3. Not paying yourself first
The phrase ‘pay yourself first’ comes from the icon book ‘The Richest Man in Babylon’ by George Samuel Clason. The meaning of this advice is: when you get your salary or any other income you should reserve at least 10% for yourself. Only after you do it, you can pay the others for things that you buy from them, for example, food or goods. These 10% reserved regularly form your personal fund that you can use as a financial cushion or invest to get additional income.
Note! Pay yourself first to preserve your money.
4. Spending on things you do not really need
Unnecessary spending makes a great hole in your pocket. A shopaholic walks out of a department store with hands full of bags with any kinds of things that money can buy. At the end of the month this person will deeply regret not being more thrifty. Financially stable people never waste their money on things that they do not need. They only pay for the necessary goods.
5. Borrowing money or getting loans
Borrowing provokes you to live over your budget and spend more than you can afford. If you obtain money from banks, you have to pay interest rates, that is extra expense. Starting borrowing once you step on a risky path of constant stress. Besides, in that case you can not put funds aside to invest them and get extra income, because you have to repay your loans in the first place.
6. Buying new things instead of those which still can be used
It is a common mistake that poor people make. For example, buying a new model of smartphone or a new car if the old one still works properly. Financially independent people who know how to preserve their capital buy goods of high quality not only because they are prestigious but also because they are long lasting. Purchase goods of the highest quality that you can afford and use them as long as you can without attempting to buy a new model only because your friend or neighbor did so.
7. Not trying to get additional income
Money should work, that is the main principle by which financially stable people live. If you do not get additional income you lose money. Learn how to invest your funds and earn more even with small sums that you can contribute. You need to make the first step to start walking towards financial stability.
8. Not saving money
A penny saved is a penny earned, wise people say. Meanwhile, keeping your funds in a kitchen jar is not a good idea, because they can easily be stolen or spent on unimportant matters. It is better to open a savings account in a reliable bank and keep your resources there collecting an interest on a regular basis. To make your savings more protected you could diversify your investments, for example, buy treasury bonds or stocks of prosperous commercial enterprises.

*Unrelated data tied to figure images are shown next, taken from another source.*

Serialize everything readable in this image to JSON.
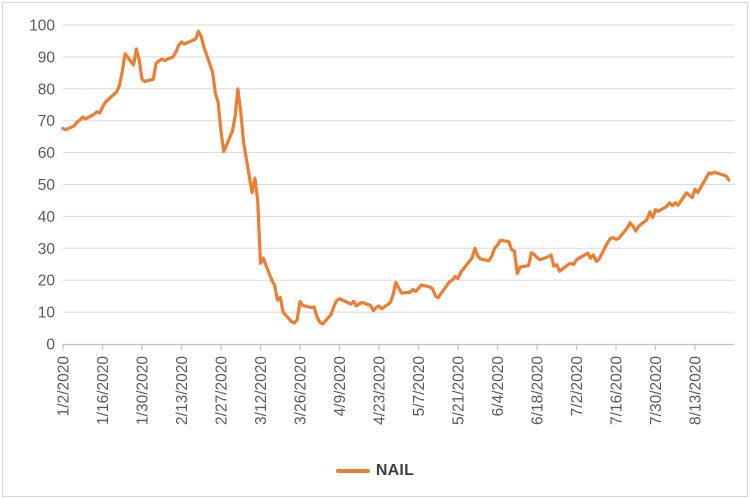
{
  "chart_data": {
    "type": "line",
    "title": "",
    "xlabel": "",
    "ylabel": "",
    "ylim": [
      0,
      100
    ],
    "y_ticks": [
      0,
      10,
      20,
      30,
      40,
      50,
      60,
      70,
      80,
      90,
      100
    ],
    "x_tick_labels": [
      "1/2/2020",
      "1/16/2020",
      "1/30/2020",
      "2/13/2020",
      "2/27/2020",
      "3/12/2020",
      "3/26/2020",
      "4/9/2020",
      "4/23/2020",
      "5/7/2020",
      "5/21/2020",
      "6/4/2020",
      "6/18/2020",
      "7/2/2020",
      "7/16/2020",
      "7/30/2020",
      "8/13/2020"
    ],
    "grid": "horizontal",
    "legend_position": "bottom",
    "series": [
      {
        "name": "NAIL",
        "x": [
          "1/2/2020",
          "1/3/2020",
          "1/6/2020",
          "1/7/2020",
          "1/8/2020",
          "1/9/2020",
          "1/10/2020",
          "1/13/2020",
          "1/14/2020",
          "1/15/2020",
          "1/16/2020",
          "1/17/2020",
          "1/21/2020",
          "1/22/2020",
          "1/23/2020",
          "1/24/2020",
          "1/27/2020",
          "1/28/2020",
          "1/29/2020",
          "1/30/2020",
          "1/31/2020",
          "2/3/2020",
          "2/4/2020",
          "2/5/2020",
          "2/6/2020",
          "2/7/2020",
          "2/10/2020",
          "2/11/2020",
          "2/12/2020",
          "2/13/2020",
          "2/14/2020",
          "2/18/2020",
          "2/19/2020",
          "2/20/2020",
          "2/21/2020",
          "2/24/2020",
          "2/25/2020",
          "2/26/2020",
          "2/27/2020",
          "2/28/2020",
          "3/2/2020",
          "3/3/2020",
          "3/4/2020",
          "3/5/2020",
          "3/6/2020",
          "3/9/2020",
          "3/10/2020",
          "3/11/2020",
          "3/12/2020",
          "3/13/2020",
          "3/16/2020",
          "3/17/2020",
          "3/18/2020",
          "3/19/2020",
          "3/20/2020",
          "3/23/2020",
          "3/24/2020",
          "3/25/2020",
          "3/26/2020",
          "3/27/2020",
          "3/30/2020",
          "3/31/2020",
          "4/1/2020",
          "4/2/2020",
          "4/3/2020",
          "4/6/2020",
          "4/7/2020",
          "4/8/2020",
          "4/9/2020",
          "4/13/2020",
          "4/14/2020",
          "4/15/2020",
          "4/16/2020",
          "4/17/2020",
          "4/20/2020",
          "4/21/2020",
          "4/22/2020",
          "4/23/2020",
          "4/24/2020",
          "4/27/2020",
          "4/28/2020",
          "4/29/2020",
          "4/30/2020",
          "5/1/2020",
          "5/4/2020",
          "5/5/2020",
          "5/6/2020",
          "5/7/2020",
          "5/8/2020",
          "5/11/2020",
          "5/12/2020",
          "5/13/2020",
          "5/14/2020",
          "5/15/2020",
          "5/18/2020",
          "5/19/2020",
          "5/20/2020",
          "5/21/2020",
          "5/22/2020",
          "5/26/2020",
          "5/27/2020",
          "5/28/2020",
          "5/29/2020",
          "6/1/2020",
          "6/2/2020",
          "6/3/2020",
          "6/4/2020",
          "6/5/2020",
          "6/8/2020",
          "6/9/2020",
          "6/10/2020",
          "6/11/2020",
          "6/12/2020",
          "6/15/2020",
          "6/16/2020",
          "6/17/2020",
          "6/18/2020",
          "6/19/2020",
          "6/22/2020",
          "6/23/2020",
          "6/24/2020",
          "6/25/2020",
          "6/26/2020",
          "6/29/2020",
          "6/30/2020",
          "7/1/2020",
          "7/2/2020",
          "7/6/2020",
          "7/7/2020",
          "7/8/2020",
          "7/9/2020",
          "7/10/2020",
          "7/13/2020",
          "7/14/2020",
          "7/15/2020",
          "7/16/2020",
          "7/17/2020",
          "7/20/2020",
          "7/21/2020",
          "7/22/2020",
          "7/23/2020",
          "7/24/2020",
          "7/27/2020",
          "7/28/2020",
          "7/29/2020",
          "7/30/2020",
          "7/31/2020",
          "8/3/2020",
          "8/4/2020",
          "8/5/2020",
          "8/6/2020",
          "8/7/2020",
          "8/10/2020",
          "8/11/2020",
          "8/12/2020",
          "8/13/2020",
          "8/14/2020",
          "8/17/2020",
          "8/18/2020",
          "8/19/2020",
          "8/20/2020",
          "8/21/2020",
          "8/24/2020",
          "8/25/2020"
        ],
        "values": [
          67.6,
          67.2,
          68.4,
          69.6,
          70.2,
          71.2,
          70.6,
          72.0,
          72.8,
          72.4,
          74.2,
          75.8,
          79.0,
          81.0,
          85.5,
          91.0,
          87.5,
          92.5,
          89.0,
          83.0,
          82.3,
          83.0,
          88.0,
          88.7,
          89.3,
          88.9,
          90.0,
          91.5,
          93.6,
          94.7,
          94.0,
          95.6,
          98.0,
          96.3,
          92.9,
          85.4,
          78.6,
          75.6,
          66.6,
          60.3,
          66.6,
          71.2,
          80.0,
          72.6,
          63.2,
          47.5,
          52.0,
          45.0,
          25.3,
          26.9,
          20.0,
          18.5,
          13.8,
          14.6,
          10.0,
          7.0,
          6.6,
          7.6,
          13.3,
          12.1,
          11.4,
          11.6,
          8.6,
          6.8,
          6.3,
          9.2,
          11.8,
          13.6,
          14.2,
          12.5,
          13.4,
          11.9,
          12.6,
          13.0,
          12.1,
          10.4,
          11.5,
          11.9,
          11.0,
          13.0,
          15.5,
          19.3,
          17.5,
          16.0,
          16.2,
          17.1,
          16.5,
          17.4,
          18.5,
          17.9,
          17.3,
          15.1,
          14.5,
          15.9,
          19.5,
          20.0,
          21.2,
          20.5,
          22.5,
          27.0,
          30.0,
          27.6,
          26.6,
          26.1,
          27.6,
          30.1,
          31.0,
          32.5,
          32.1,
          29.6,
          29.1,
          22.1,
          24.1,
          24.6,
          28.6,
          28.1,
          27.1,
          26.4,
          27.4,
          27.9,
          24.4,
          24.9,
          22.8,
          24.9,
          25.3,
          24.9,
          26.4,
          28.5,
          26.9,
          27.9,
          25.9,
          26.6,
          31.7,
          33.1,
          33.3,
          32.8,
          33.1,
          36.4,
          38.0,
          37.0,
          35.4,
          36.9,
          39.0,
          41.4,
          39.6,
          42.1,
          41.6,
          43.2,
          44.2,
          43.4,
          44.3,
          43.5,
          47.4,
          46.6,
          45.9,
          48.5,
          47.5,
          52.1,
          53.7,
          53.4,
          53.9,
          53.5,
          52.7,
          51.4
        ]
      }
    ],
    "colors": {
      "line": "#ED7D31",
      "gridline": "#DADADA",
      "axis": "#BFBFBF",
      "tick_label": "#595959",
      "legend_text": "#3F3F3F",
      "border": "#D7D7D7",
      "background": "#FFFFFF"
    }
  }
}
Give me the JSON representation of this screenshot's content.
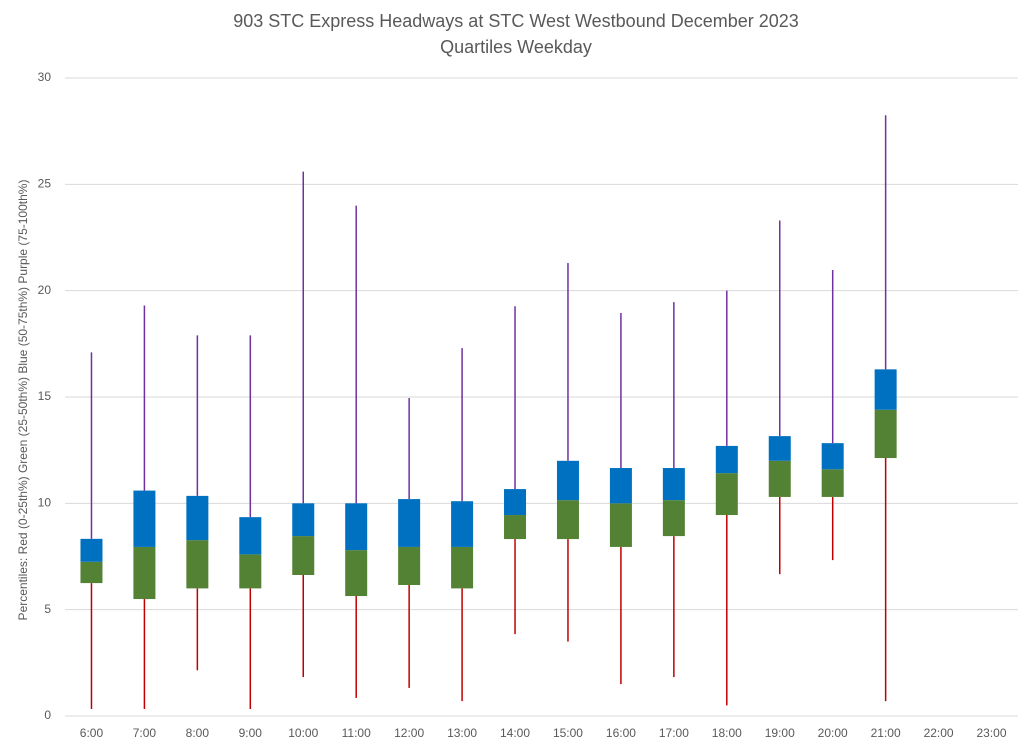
{
  "chart_data": {
    "type": "box",
    "title": "903 STC Express Headways at STC West Westbound December 2023",
    "subtitle": "Quartiles Weekday",
    "y_label": "Percentiles:  Red (0-25th%)  Green (25-50th%)  Blue (50-75th%)  Purple (75-100th%)",
    "categories": [
      "6:00",
      "7:00",
      "8:00",
      "9:00",
      "10:00",
      "11:00",
      "12:00",
      "13:00",
      "14:00",
      "15:00",
      "16:00",
      "17:00",
      "18:00",
      "19:00",
      "20:00",
      "21:00",
      "22:00",
      "23:00"
    ],
    "min": [
      0.33,
      0.33,
      2.15,
      0.33,
      1.83,
      0.85,
      1.32,
      0.7,
      3.85,
      3.5,
      1.5,
      1.83,
      0.5,
      6.67,
      7.33,
      0.7,
      null,
      null
    ],
    "q1": [
      6.25,
      5.5,
      6.0,
      6.0,
      6.63,
      5.64,
      6.16,
      6.0,
      8.32,
      8.32,
      7.95,
      8.46,
      9.45,
      10.3,
      10.3,
      12.13,
      null,
      null
    ],
    "median": [
      7.25,
      7.95,
      8.27,
      7.6,
      8.46,
      7.8,
      7.95,
      7.95,
      9.45,
      10.15,
      10.0,
      10.15,
      11.42,
      12.0,
      11.6,
      14.4,
      null,
      null
    ],
    "q3": [
      8.33,
      10.6,
      10.35,
      9.35,
      10.0,
      10.0,
      10.2,
      10.1,
      10.67,
      12.0,
      11.66,
      11.66,
      12.7,
      13.16,
      12.83,
      16.3,
      null,
      null
    ],
    "max": [
      17.1,
      19.3,
      17.9,
      17.9,
      25.6,
      24.0,
      14.95,
      17.3,
      19.27,
      21.3,
      18.95,
      19.46,
      20.0,
      23.3,
      20.97,
      28.25,
      null,
      null
    ],
    "colors": {
      "lower_whisker": "#c00000",
      "lower_box": "#548235",
      "upper_box": "#0070c0",
      "upper_whisker": "#7030a0"
    },
    "ylim": [
      0,
      30
    ],
    "yticks": [
      0,
      5,
      10,
      15,
      20,
      25,
      30
    ],
    "grid": true
  }
}
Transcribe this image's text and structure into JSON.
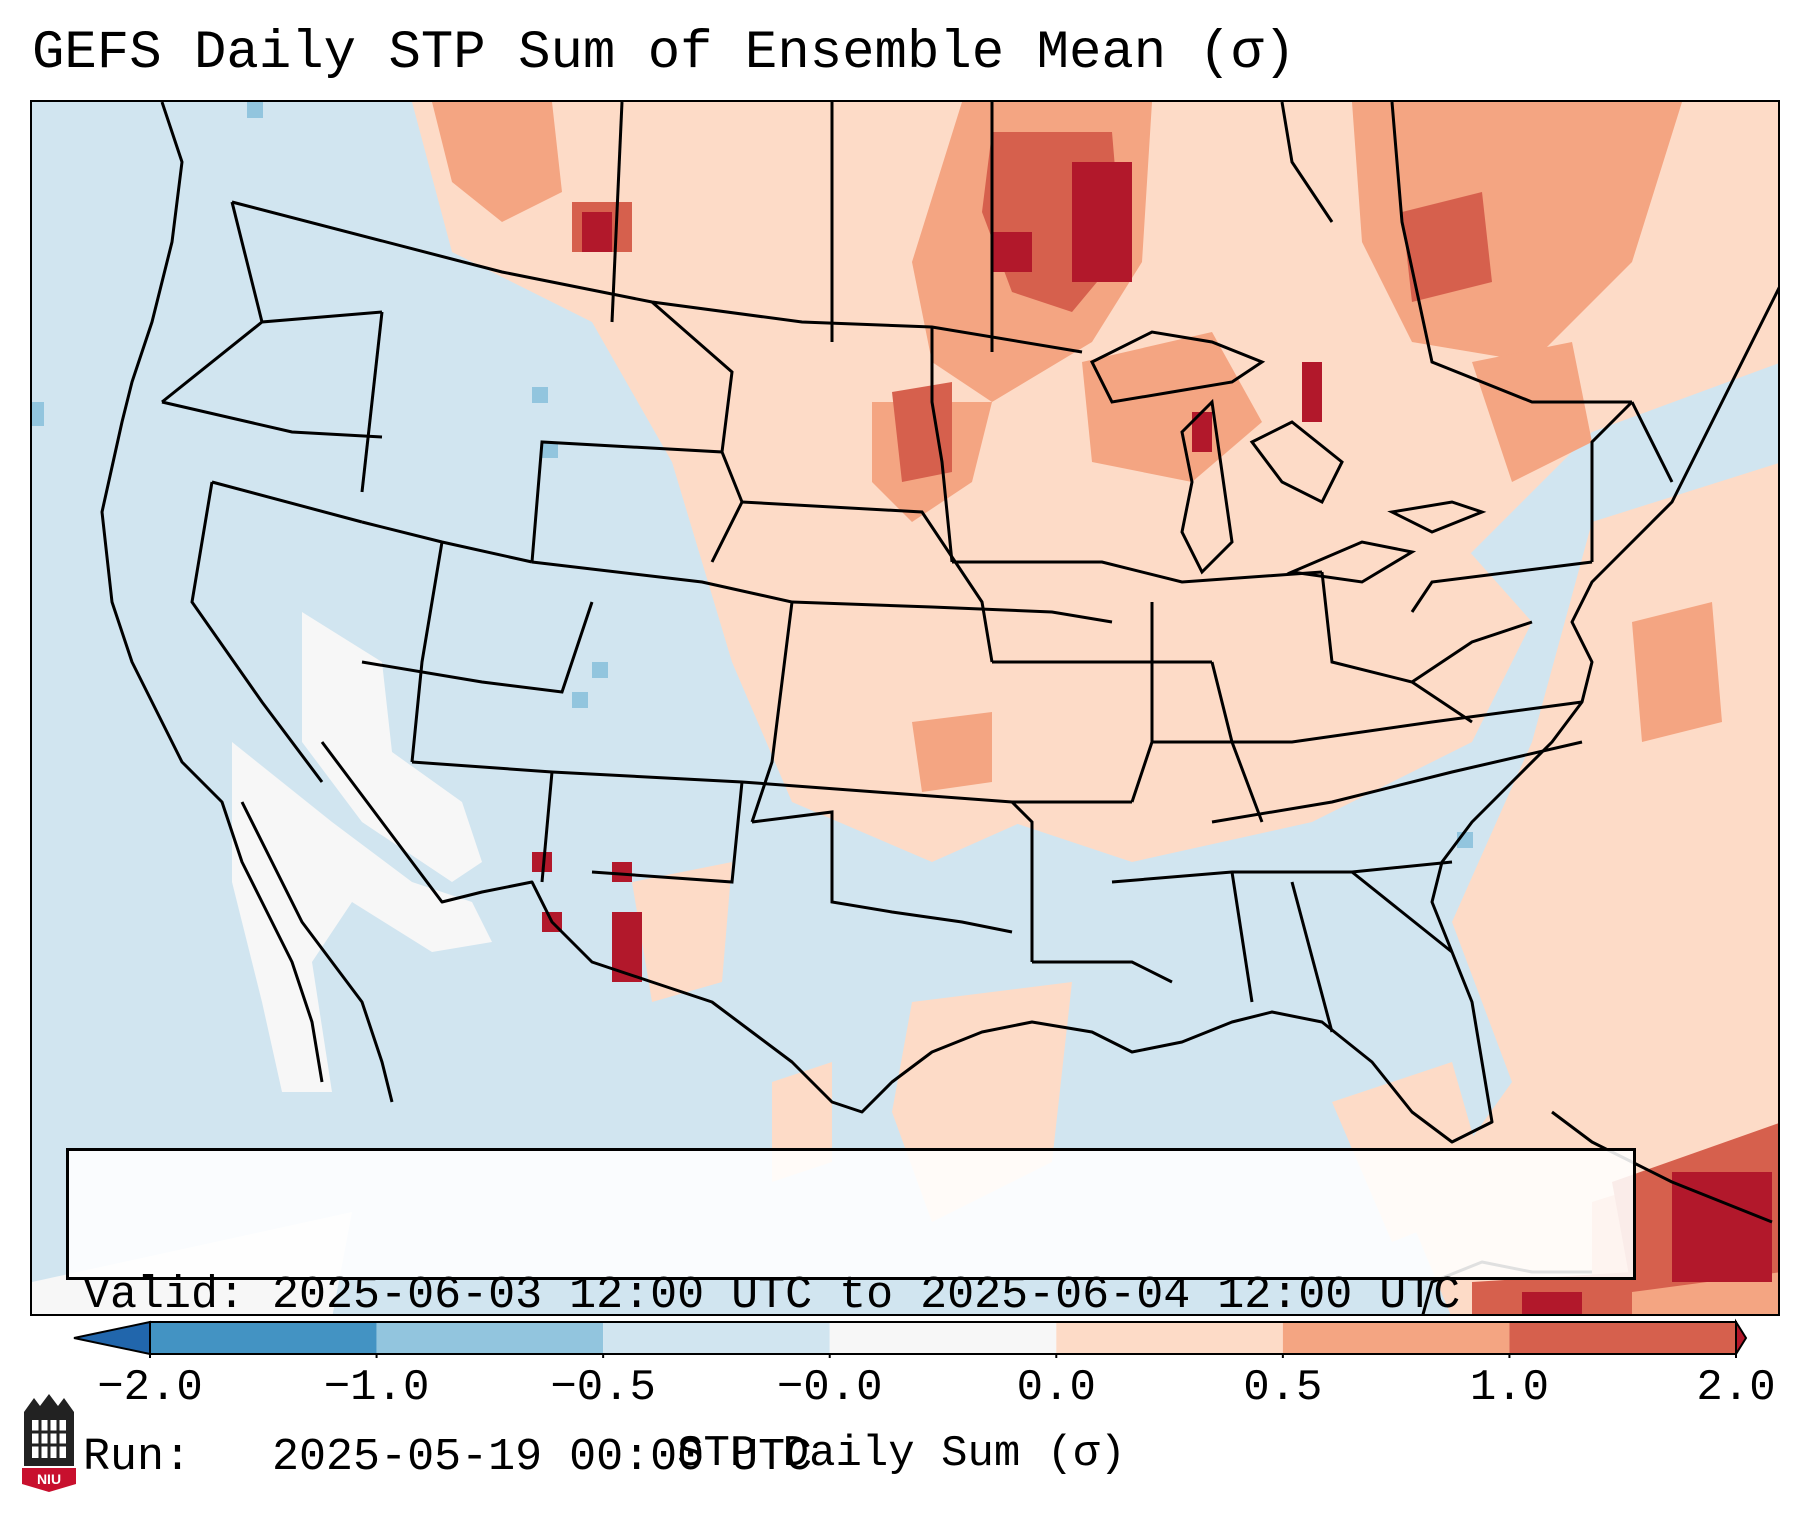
{
  "title": "GEFS Daily STP Sum of Ensemble Mean (σ)",
  "info": {
    "valid_label": "Valid:",
    "valid_range": "2025-06-03 12:00 UTC to 2025-06-04 12:00 UTC",
    "run_label": "Run:",
    "run_time": "2025-05-19 00:00 UTC"
  },
  "colorbar": {
    "title": "STP Daily Sum (σ)",
    "ticks": [
      "−2.0",
      "−1.0",
      "−0.5",
      "−0.0",
      "0.0",
      "0.5",
      "1.0",
      "2.0"
    ],
    "bins": [
      {
        "range": "< -2.0",
        "color": "#2166ac"
      },
      {
        "range": "-2.0 to -1.0",
        "color": "#4393c3"
      },
      {
        "range": "-1.0 to -0.5",
        "color": "#92c5de"
      },
      {
        "range": "-0.5 to -0.0",
        "color": "#d1e5f0"
      },
      {
        "range": "-0.0 to 0.0",
        "color": "#f7f7f7"
      },
      {
        "range": "0.0 to 0.5",
        "color": "#fddbc7"
      },
      {
        "range": "0.5 to 1.0",
        "color": "#f4a582"
      },
      {
        "range": "1.0 to 2.0",
        "color": "#d6604d"
      },
      {
        "range": "> 2.0",
        "color": "#b2182b"
      }
    ]
  },
  "logo": {
    "text": "NIU",
    "color": "#c8102e"
  }
}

9. Living with expectation of a lucky chance
There is a good saying ‘a fool and his money are soon parted’. It means that somebody acts so carelessly that he loses his money. Most often this phrase describes a person who spends a lot of cash on lottery tickets or other matters that promise immediate reward as a result of a lucky chance. Remember: easy come, easy go. Even if you win once you will most likely lose what you have gained.
10. Living beyond your means
If you are always short of money you may be living beyond your means. In other words you spend much that you earn. How is that possible? – you would ask. The answer is quite obvious: banking cards, friendly loans, financial aid from your relatives may support you for the time being. It is fine if you cope with your financial situation for now, but in the perspective living beyond your means is a dangerous habit that leads to money losses.